BEGINNING FLY TYING 2016
By: Betty Smith-Lambert
Everything has to start somewhere. Now wasn’t that profound?
How about tying your own flies? Are you a complete beginner? Have you wondered if you could tie flies? This class will tell you whether you want to take up the hobby “obsession” or do you want to continue to beg flies from friends, buy them at the shops, and /or catalogs and on-line.
The “Spokane Fly Fishers” offers a class in beginning fly tying. All the materials, tools, and instruction are provided for $30. No you don’t get to keep the tools. The class is only open to members of the club. The class will begin on Saturday, January 9th and progress through 6 lessons held each Saturday making the 13th of February the last class. The site is 1812 West 10th Avenue. The class starts at 9am and runs until 12 noon. If there is enough interest (more than 10 people) we usually have a second class that starts at 1pm and ends at 4pm. We only have room to sit 10 people per class so it is best to think about which one you want.
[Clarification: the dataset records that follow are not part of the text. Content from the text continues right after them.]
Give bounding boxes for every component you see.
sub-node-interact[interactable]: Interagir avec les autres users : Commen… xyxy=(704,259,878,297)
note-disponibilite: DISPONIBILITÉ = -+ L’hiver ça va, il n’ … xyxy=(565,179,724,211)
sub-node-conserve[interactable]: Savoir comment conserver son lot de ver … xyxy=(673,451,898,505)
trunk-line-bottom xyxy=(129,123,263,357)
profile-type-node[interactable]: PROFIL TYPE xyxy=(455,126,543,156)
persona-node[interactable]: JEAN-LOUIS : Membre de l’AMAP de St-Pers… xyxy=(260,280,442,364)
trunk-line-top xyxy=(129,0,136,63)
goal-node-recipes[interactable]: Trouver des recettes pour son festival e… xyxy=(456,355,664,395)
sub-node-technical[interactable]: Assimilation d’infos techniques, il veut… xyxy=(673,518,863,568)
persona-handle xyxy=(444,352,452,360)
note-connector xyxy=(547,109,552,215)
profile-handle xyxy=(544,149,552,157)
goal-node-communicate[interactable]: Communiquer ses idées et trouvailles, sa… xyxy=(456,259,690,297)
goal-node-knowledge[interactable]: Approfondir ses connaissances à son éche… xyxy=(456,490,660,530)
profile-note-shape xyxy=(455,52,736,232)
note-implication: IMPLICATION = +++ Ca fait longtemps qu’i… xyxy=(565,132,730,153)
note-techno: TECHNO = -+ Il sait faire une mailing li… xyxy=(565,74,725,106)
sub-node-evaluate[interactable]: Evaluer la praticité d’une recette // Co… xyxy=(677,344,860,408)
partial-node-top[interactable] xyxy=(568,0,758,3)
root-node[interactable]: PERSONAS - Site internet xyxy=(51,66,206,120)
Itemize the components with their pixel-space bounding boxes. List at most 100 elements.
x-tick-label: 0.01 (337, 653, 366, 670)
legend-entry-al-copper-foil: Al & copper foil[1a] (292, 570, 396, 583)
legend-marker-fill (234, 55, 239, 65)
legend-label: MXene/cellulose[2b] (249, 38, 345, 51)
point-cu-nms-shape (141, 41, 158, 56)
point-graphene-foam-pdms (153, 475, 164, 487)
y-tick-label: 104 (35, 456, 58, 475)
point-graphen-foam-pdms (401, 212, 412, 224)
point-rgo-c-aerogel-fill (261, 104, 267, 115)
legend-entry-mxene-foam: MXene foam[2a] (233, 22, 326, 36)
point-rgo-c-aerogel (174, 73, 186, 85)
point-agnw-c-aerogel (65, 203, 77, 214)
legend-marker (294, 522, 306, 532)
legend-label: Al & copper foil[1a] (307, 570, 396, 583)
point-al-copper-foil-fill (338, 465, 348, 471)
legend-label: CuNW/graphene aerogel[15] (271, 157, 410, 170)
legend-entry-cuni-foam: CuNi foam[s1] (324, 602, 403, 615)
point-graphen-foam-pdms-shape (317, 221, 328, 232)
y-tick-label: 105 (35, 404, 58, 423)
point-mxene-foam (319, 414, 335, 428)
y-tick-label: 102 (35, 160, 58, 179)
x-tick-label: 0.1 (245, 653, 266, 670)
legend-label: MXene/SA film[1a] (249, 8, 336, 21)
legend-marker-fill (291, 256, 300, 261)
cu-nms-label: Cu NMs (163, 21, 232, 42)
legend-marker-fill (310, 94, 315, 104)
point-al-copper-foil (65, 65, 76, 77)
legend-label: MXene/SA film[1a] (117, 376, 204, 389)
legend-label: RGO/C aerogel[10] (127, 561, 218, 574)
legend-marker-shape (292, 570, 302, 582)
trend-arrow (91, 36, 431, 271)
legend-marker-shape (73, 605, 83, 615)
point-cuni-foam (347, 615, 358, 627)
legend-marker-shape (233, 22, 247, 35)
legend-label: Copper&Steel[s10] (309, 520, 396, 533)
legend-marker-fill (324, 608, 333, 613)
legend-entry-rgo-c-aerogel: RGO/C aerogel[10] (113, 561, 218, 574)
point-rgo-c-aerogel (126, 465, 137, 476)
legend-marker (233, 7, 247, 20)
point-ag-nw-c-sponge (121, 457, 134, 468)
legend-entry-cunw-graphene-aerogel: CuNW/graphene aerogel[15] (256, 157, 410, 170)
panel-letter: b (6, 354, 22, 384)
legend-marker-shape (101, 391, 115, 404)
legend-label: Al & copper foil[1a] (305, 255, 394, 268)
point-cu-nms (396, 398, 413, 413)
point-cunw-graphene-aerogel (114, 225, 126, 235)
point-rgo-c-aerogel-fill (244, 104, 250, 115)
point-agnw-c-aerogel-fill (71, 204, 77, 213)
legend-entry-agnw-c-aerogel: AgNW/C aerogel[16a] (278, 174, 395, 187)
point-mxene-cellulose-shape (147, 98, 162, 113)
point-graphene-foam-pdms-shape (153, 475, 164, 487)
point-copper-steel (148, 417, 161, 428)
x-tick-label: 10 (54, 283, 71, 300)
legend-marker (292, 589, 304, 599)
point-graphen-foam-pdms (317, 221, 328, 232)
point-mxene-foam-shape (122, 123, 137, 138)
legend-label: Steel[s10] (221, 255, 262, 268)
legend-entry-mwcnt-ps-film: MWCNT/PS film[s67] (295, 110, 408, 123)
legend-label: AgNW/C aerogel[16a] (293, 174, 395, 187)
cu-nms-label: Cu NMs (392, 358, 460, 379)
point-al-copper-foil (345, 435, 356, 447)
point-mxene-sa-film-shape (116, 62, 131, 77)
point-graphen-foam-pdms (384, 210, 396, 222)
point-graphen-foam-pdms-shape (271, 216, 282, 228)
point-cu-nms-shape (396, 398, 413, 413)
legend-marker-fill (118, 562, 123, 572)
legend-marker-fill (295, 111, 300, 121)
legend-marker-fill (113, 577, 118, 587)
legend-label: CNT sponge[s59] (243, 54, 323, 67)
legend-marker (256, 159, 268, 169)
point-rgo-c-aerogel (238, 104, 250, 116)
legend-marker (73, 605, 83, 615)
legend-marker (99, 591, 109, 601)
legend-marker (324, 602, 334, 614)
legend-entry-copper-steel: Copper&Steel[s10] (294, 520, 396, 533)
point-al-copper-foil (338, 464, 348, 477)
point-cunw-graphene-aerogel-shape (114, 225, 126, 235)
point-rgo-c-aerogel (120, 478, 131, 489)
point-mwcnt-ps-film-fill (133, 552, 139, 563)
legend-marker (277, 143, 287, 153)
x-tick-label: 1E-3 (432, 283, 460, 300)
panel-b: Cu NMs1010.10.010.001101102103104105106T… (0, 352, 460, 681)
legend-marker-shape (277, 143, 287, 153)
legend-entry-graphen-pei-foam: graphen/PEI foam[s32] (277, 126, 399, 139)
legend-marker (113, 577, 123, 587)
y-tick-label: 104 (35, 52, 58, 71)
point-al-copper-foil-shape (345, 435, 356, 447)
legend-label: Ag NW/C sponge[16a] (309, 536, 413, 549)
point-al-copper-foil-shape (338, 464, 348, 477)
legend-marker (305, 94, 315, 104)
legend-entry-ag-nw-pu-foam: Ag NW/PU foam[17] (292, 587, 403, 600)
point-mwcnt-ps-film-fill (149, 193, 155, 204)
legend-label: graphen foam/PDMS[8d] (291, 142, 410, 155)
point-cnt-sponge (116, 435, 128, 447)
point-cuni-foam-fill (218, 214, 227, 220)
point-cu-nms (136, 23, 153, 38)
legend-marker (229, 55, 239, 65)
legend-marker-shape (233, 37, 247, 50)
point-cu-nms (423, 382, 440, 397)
Why tie flies? This varies with each of us. Do you need a fly just a little smaller / bigger than the ones available? How about “match the hatch” on a particular fishing spot? How about a new fly you see someone fishing with or design your own flies. If you can tie flies – problem solved – just take your tying materials with you or rush back home and sit down and tie up some flies. After the class you should be able to follow a book or video on how to tie other flies.
We start off slow with a lecture on fly tying / materials / tools and the Mohair Leach, one material and a hook. From here on there are usually two flies per session. Included are the Nyerges Nymph, Woolly Bugger, Carey Special, Bead Head Chironomid, Elk Hair Caddis, Pheasant Tail Nymph, a Flying Ant pattern, and the Gold Ribbed Hair’s. For the last class, the graduation fly, is the Muddler Minnow.
Each class is structured to give an understanding of materials, different techniques and materials handling. Not everything about fly tying is covered, that takes a life time of learning and practice.
What if you find out you “just are not made of the stuff” to tie your own flies? Wouldn’t it be best to find out for $30 rather than taking a class at a shop (remember when they existed?) for several hundred dollars? Another way to learn is to buy your own tools and materials and try to learn by watching videos and reading books.
Questions: call me at 838-5914. There will be sign-up sheets at the November and December meetings.
Note: I think this will be the last class I will teach. It is time for new blood in this job.